Learning how to recover:
- We need to shift gear to adapt to the long haul towards recovery. The immediate response by governments to the COVID-19 pandemic has been to take control of their citizens and society. Fundamental freedoms have been denied in ways which are unsustainable. Yet, without an effective vaccine, and without effective therapeutics, behavioural modification is the only option available to manage the disease. Therefore, behavioural science is going to have to play an increasing role in disease management. This needs to be focussed on giving back as much control as possible to citizens to run their lives in the ways that they choose by giving the information they need to make rational choices about their risks of contracting or transmitting the disease. The policy role for government will have to be to construct the incentives (and disincentives) in ways which modulate behaviours based on those risks.

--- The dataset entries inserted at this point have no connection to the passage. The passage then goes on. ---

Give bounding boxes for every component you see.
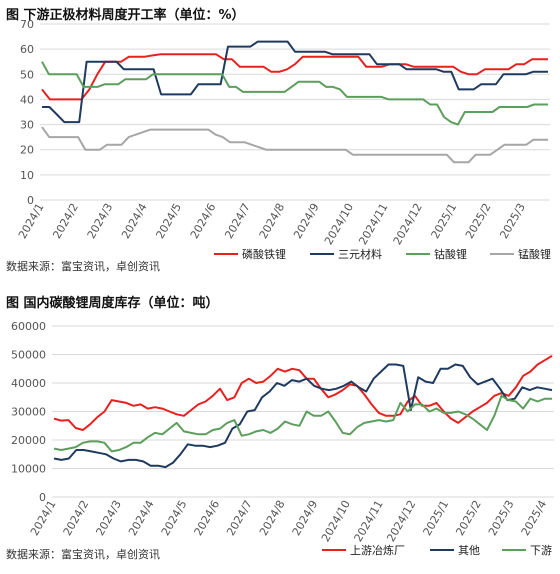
inventory-panel: 图 国内碳酸锂周度库存（单位：吨） 0 10000 20000 30000 40000 5… (0, 288, 560, 574)
x-tick-label: 2025/3 (486, 498, 517, 538)
x-tick-label: 2024/3 (93, 498, 124, 538)
x-tick-label: 2024/8 (257, 201, 288, 241)
x-tick-label: 2024/1 (28, 498, 59, 538)
x-tick-label: 2025/2 (453, 498, 484, 538)
y-tick-label: 0 (39, 491, 46, 504)
x-tick-label: 2024/2 (50, 201, 81, 241)
legend-label: 其他 (458, 544, 480, 557)
x-tick-label: 2025/4 (519, 498, 550, 538)
chart-title: 图 下游正极材料周度开工率（单位：%） (6, 8, 245, 23)
x-tick-label: 2025/3 (497, 201, 528, 241)
x-tick-label: 2024/9 (291, 201, 322, 241)
x-tick-label: 2024/10 (322, 201, 356, 247)
x-tick-label: 2024/7 (224, 498, 255, 538)
y-tick-label: 20 (20, 144, 34, 157)
x-tick-label: 2024/6 (188, 201, 219, 241)
legend-label: 三元材料 (338, 247, 382, 261)
legend-label: 上游冶炼厂 (350, 543, 405, 557)
y-tick-label: 30 (20, 119, 34, 132)
x-tick-label: 2025/2 (463, 201, 494, 241)
y-tick-label: 60000 (11, 320, 46, 333)
x-tick-label: 2025/1 (429, 201, 460, 241)
series-line (53, 355, 553, 431)
x-tick-label: 2024/7 (222, 201, 253, 241)
series-line (41, 61, 548, 126)
x-tick-label: 2024/3 (85, 201, 116, 241)
x-tick-label: 2024/12 (391, 201, 425, 247)
x-tick-label: 2024/1 (16, 201, 47, 241)
x-tick-label: 2024/4 (119, 201, 150, 241)
x-tick-label: 2024/9 (290, 498, 321, 538)
x-tick-label: 2024/10 (319, 498, 353, 544)
data-source: 数据来源：富宝资讯，卓创资讯 (6, 548, 160, 561)
series-line (53, 363, 553, 469)
legend-label: 钴酸锂 (434, 247, 467, 261)
x-tick-label: 2024/5 (154, 201, 185, 241)
y-tick-label: 60 (20, 43, 34, 56)
y-tick-label: 0 (27, 194, 34, 207)
x-tick-label: 2024/12 (384, 498, 418, 544)
y-tick-label: 20000 (11, 434, 46, 447)
chart-title: 图 国内碳酸锂周度库存（单位：吨） (6, 296, 219, 311)
series-line (53, 394, 552, 453)
legend-label: 锰酸锂 (518, 247, 551, 261)
y-tick-label: 50000 (11, 349, 46, 362)
legend-label: 磷酸铁锂 (242, 247, 286, 261)
y-tick-label: 50 (20, 68, 34, 81)
x-tick-label: 2025/1 (421, 498, 452, 538)
legend-label: 下游 (530, 544, 552, 557)
y-tick-label: 40 (20, 93, 34, 106)
data-source: 数据来源：富宝资讯，卓创资讯 (6, 260, 160, 273)
x-tick-label: 2024/4 (126, 498, 157, 538)
x-tick-label: 2024/8 (257, 498, 288, 538)
x-tick-label: 2024/5 (159, 498, 190, 538)
x-tick-label: 2024/11 (352, 498, 386, 544)
x-tick-label: 2024/2 (61, 498, 92, 538)
y-tick-label: 30000 (11, 406, 46, 419)
operating-rate-panel: 图 下游正极材料周度开工率（单位：%） 0 10 20 30 40 50 60 70 2024/… (6, 8, 551, 273)
series-line (42, 40, 548, 124)
y-tick-label: 10 (20, 169, 34, 182)
x-tick-label: 2024/6 (192, 498, 223, 538)
y-tick-label: 70 (20, 18, 34, 31)
series-line (41, 53, 548, 101)
series-line (41, 126, 548, 164)
x-tick-label: 2024/11 (356, 201, 390, 247)
y-tick-label: 10000 (11, 463, 46, 476)
y-tick-label: 40000 (11, 377, 46, 390)
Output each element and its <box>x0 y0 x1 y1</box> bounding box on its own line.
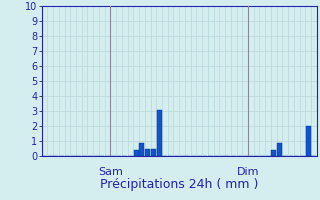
Bar <box>145 149 150 156</box>
Bar <box>151 149 156 156</box>
Bar <box>157 110 162 156</box>
X-axis label: Précipitations 24h ( mm ): Précipitations 24h ( mm ) <box>100 178 258 191</box>
Text: Dim: Dim <box>237 167 259 177</box>
Bar <box>306 126 311 156</box>
Text: Sam: Sam <box>98 167 123 177</box>
Bar <box>277 142 282 156</box>
Bar <box>134 150 139 156</box>
Bar <box>271 150 276 156</box>
Bar <box>140 142 144 156</box>
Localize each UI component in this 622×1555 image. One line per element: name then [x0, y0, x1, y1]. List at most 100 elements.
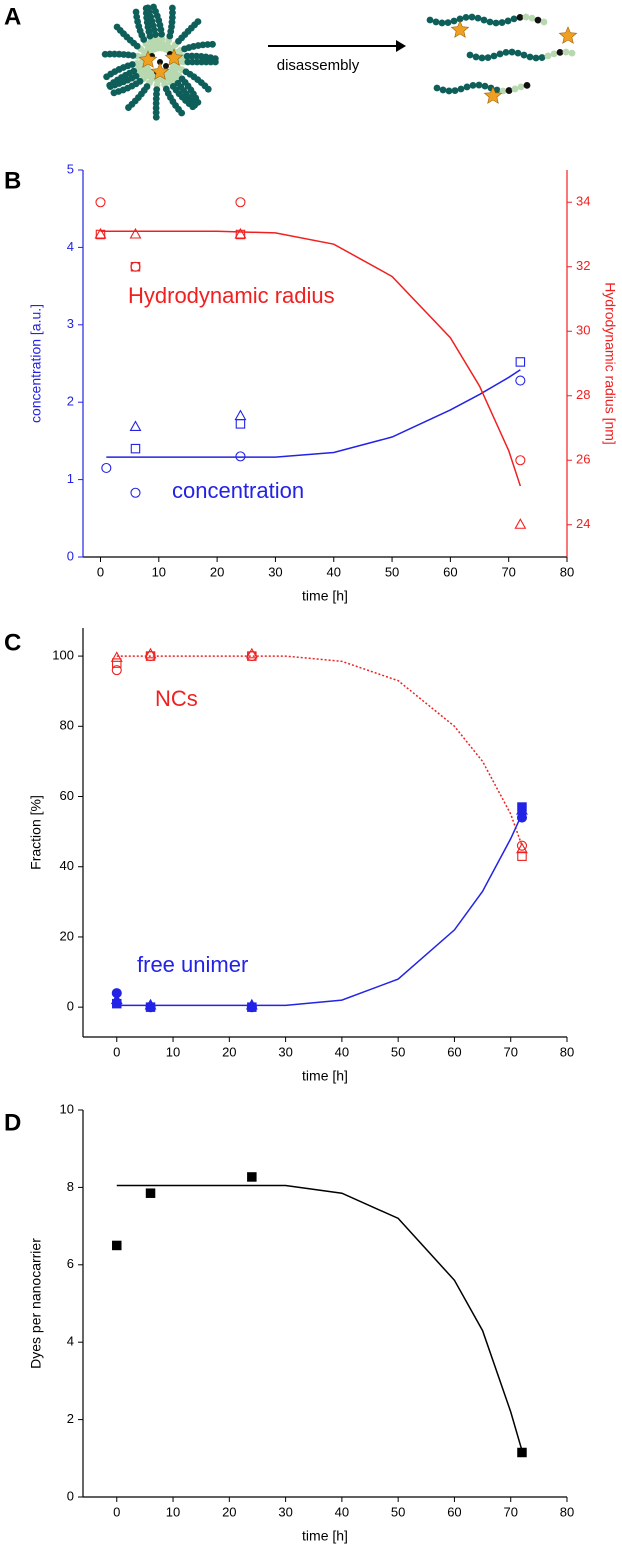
x-tick-label: 0	[97, 564, 104, 579]
y2-tick-label: 26	[576, 452, 590, 467]
bead	[526, 53, 534, 61]
point	[246, 651, 257, 662]
panel-label: C	[4, 629, 21, 656]
point	[130, 261, 141, 272]
x-tick-label: 60	[443, 564, 457, 579]
bead	[544, 52, 552, 60]
bead	[540, 18, 548, 26]
point	[234, 409, 247, 421]
bead	[189, 103, 197, 111]
bead	[508, 48, 516, 56]
x-tick-label: 50	[391, 1044, 405, 1059]
bead	[432, 18, 440, 26]
point	[515, 455, 526, 466]
point	[130, 261, 141, 272]
point	[112, 658, 122, 668]
bead	[502, 48, 510, 56]
panel-label: B	[4, 167, 21, 194]
fit-line	[100, 230, 522, 487]
bead	[480, 16, 488, 24]
schematic: A disassembly	[4, 3, 578, 121]
y-axis-title: Dyes per nanocarrier	[28, 1238, 44, 1369]
point	[235, 229, 246, 240]
core-bead	[157, 59, 163, 65]
bead	[438, 19, 446, 27]
x-tick-label: 10	[166, 1504, 180, 1519]
arrow-head	[396, 40, 406, 52]
bead	[426, 16, 434, 24]
point	[144, 647, 157, 659]
bead	[132, 8, 140, 16]
x-tick-label: 70	[503, 1044, 517, 1059]
point	[515, 375, 526, 386]
y-tick-label: 40	[60, 858, 74, 873]
dye-star	[558, 26, 578, 44]
point	[130, 443, 141, 454]
fit-line	[116, 1184, 523, 1451]
bead	[538, 54, 546, 61]
y-tick-label: 1	[67, 471, 74, 486]
bead	[433, 84, 441, 92]
bead	[493, 86, 501, 94]
y-tick-label: 6	[67, 1256, 74, 1271]
bead	[444, 19, 452, 26]
y-tick-label: 10	[60, 1101, 74, 1116]
annotation: free unimer	[137, 952, 248, 977]
point	[95, 197, 106, 208]
x-tick-label: 80	[560, 1044, 574, 1059]
y-tick-label: 4	[67, 239, 74, 254]
point	[247, 1172, 257, 1182]
bead	[463, 83, 471, 91]
bead	[211, 55, 219, 63]
bead	[490, 52, 498, 60]
x-axis-title: time [h]	[302, 1068, 348, 1084]
x-tick-label: 40	[335, 1504, 349, 1519]
bead	[178, 109, 186, 117]
y2-tick-label: 32	[576, 258, 590, 273]
point	[245, 647, 258, 659]
point	[101, 462, 112, 474]
y2-axis-title: Hydrodynamic radius [nm]	[602, 282, 618, 445]
bead	[168, 14, 176, 21]
chart: B0 10 20 30 40 50 60 70 80012345242628303234Hydr…	[4, 161, 618, 603]
bead	[499, 87, 507, 95]
bead	[517, 83, 525, 91]
y2-tick-label: 24	[576, 516, 590, 531]
bead	[532, 54, 540, 62]
panel-label: D	[4, 1109, 21, 1136]
y-tick-label: 100	[52, 648, 74, 663]
x-tick-label: 50	[385, 564, 399, 579]
point	[94, 227, 107, 239]
dye-star	[483, 86, 503, 104]
x-tick-label: 50	[391, 1504, 405, 1519]
x-tick-label: 20	[222, 1504, 236, 1519]
x-tick-label: 10	[166, 1044, 180, 1059]
point	[145, 1188, 156, 1198]
x-tick-label: 70	[501, 564, 515, 579]
bead	[445, 87, 453, 95]
arrow-label: disassembly	[277, 57, 360, 74]
bead	[474, 14, 482, 22]
point	[112, 1240, 122, 1251]
bead	[475, 81, 483, 89]
fit-line	[116, 655, 523, 846]
bead	[106, 81, 114, 89]
annotation: NCs	[155, 686, 198, 711]
bead	[101, 50, 109, 58]
point	[110, 651, 123, 662]
point	[129, 227, 142, 239]
y-tick-label: 60	[60, 788, 74, 803]
bead	[505, 87, 513, 94]
x-tick-label: 20	[222, 1044, 236, 1059]
y-tick-label: 20	[60, 928, 74, 943]
core-bead	[163, 63, 169, 69]
point	[95, 229, 106, 240]
bead	[204, 41, 212, 48]
y-axis-title: Fraction [%]	[28, 795, 44, 870]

- We need to protect the vulnerable. Perhaps up to 16 million people in the UK will remain extremely vulnerable to COVID-19 for a long time to come. Protecting these people is going to take a huge amount of national stamina while losing a grip on these protections to favour a majority who are in the low risk categories would be unimaginable. Bearing down hard early on upon any forms of discrimination and inequalities will be vital to stopping the UK developing in to a two-tier society with those who are vulnerable either having the bear the stigma of their position or having to take the risk of going with the majority and, in many cases, paying a high price.
- We need to play our part in finding solutions. Both vaccines and therapies are needed to deal with COVID-19 but also with other similar kinds of pandemics. Our record on finding effective vaccines for some of the world’s oldest and most deadly disease is not good. The chances of finding an effective vaccine for COVID-19 are perhaps in the order of 50:50. However, it will be important that, when solutions are found, they are shared as equitably as possible on a global scale. Drugs like Remdesivir, and its analogues, could be effective but they are complex and expensive to manufacture potentially limiting their availability. We should be channelling the expertise available to helping to solve this problem with redirection of funding if necessary to find vaccines and therapies, and to helping to verify their effectiveness.